Besides, if you don't believe there is any value to continuing human existence, then there isn't much of a discussion to be had on what our future plans should be, anyway. It can't possibly matter to you in any meaningful way.

Cycloptichorn
ehBeth
 
  1  
Reply Tue 25 May, 2010 05:31 pm
@Cycloptichorn,
Cycloptichorn wrote:
It can't possibly matter to you in any meaningful way.


I'm quite curious about people who think that there is a particular value/meaning to humanity.

Most of the people I have questioned about this over the decades have fallen back on some sort of religious belief/explanation. I wondered if you'd have anything different to offer, that might make more sense to me.
Cycloptichorn
 
  1  
Reply Tue 25 May, 2010 05:43 pm
@ehBeth,
ehBeth wrote:

Cycloptichorn wrote:
It can't possibly matter to you in any meaningful way.


I'm quite curious about people who think that there is a particular value/meaning to humanity.

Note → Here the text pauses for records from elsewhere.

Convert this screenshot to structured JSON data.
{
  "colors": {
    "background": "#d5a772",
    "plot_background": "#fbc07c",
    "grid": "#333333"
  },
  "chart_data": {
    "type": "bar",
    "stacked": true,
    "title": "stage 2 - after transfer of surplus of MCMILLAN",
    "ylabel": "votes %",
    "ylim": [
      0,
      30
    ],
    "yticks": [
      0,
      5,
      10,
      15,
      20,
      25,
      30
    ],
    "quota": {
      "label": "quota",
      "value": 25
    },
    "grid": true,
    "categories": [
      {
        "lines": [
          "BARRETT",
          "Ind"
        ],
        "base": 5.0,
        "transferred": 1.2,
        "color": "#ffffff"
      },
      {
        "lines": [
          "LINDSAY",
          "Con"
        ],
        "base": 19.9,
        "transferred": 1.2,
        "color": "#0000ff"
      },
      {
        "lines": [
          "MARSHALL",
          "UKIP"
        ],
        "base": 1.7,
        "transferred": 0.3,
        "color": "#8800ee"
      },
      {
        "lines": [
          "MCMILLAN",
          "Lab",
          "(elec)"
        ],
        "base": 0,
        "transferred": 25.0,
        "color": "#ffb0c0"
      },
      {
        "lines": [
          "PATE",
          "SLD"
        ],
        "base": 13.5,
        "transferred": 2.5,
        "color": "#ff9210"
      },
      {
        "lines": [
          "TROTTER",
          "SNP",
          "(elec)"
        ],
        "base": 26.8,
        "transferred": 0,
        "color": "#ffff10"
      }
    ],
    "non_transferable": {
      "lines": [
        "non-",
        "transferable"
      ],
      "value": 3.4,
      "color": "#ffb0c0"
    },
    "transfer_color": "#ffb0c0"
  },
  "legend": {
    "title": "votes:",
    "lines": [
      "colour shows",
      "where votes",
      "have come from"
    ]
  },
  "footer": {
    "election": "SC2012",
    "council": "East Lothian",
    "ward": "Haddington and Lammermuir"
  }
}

Most of the people I have questioned about this over the decades have fallen back on some sort of religious belief/explanation. I wondered if you'd have anything different to offer, that might make more sense to me.


I don't know if there is an independent value of Humanity - like, from a third-person point of view, a dispassionate one - but I personally ascribe value to humanity. Very few things that we see in nature (to be more specific, nothing) displays the characteristics that Life does and as far as we can tell at this time the highest order of Life.

To ask what the point of humanity is, is to ask what the point of Stars are, or gravity. We exist; that is the entire point in itself.

Rather then get into an argument over whether we should have priorities at all, let us focus on the practical reality of deciding what those priorities should be. I can't see how any priority could be higher then that which underpins ALL other priorities!

Cycloptichorn
0 Replies
 
engineer
 
  2  
Reply Tue 25 May, 2010 06:11 pm
@Cycloptichorn,
I think the fear of a world ending calamity are vastly overblown. Yes, the Earth has been hit before and a world ending hit maybe occurs every 600 million years. That means in the next million our chances of being hit are very small and we'll have probably killed ourselves off by then. Still, build a kinetic energy meteor deflector if you want. While you are at it, found a colony in the middle of the Mohave Desert so that you will be safe from germs and terrorist nuclear weapons. But while we're waiting for the comet to end the world, let's work on things to make the quality of life for the humans that are here better. Give me a cure for cancer over a Moon base any day. I respect your favoring the Moon base, but I can't see buying a tremendously expensive insurance policy for such a remote risk when there are there are so many better things to spend the money on.
rosborne979
 
  1  
Reply Tue 25 May, 2010 06:29 pm
@ehBeth,
ehBeth wrote:
Most of the people I have questioned about this over the decades have fallen back on some sort of religious belief/explanation. I wondered if you'd have anything different to offer, that might make more sense to me.

How 'bout pure hedonism Smile It's fun being us, so we should continue ourselves.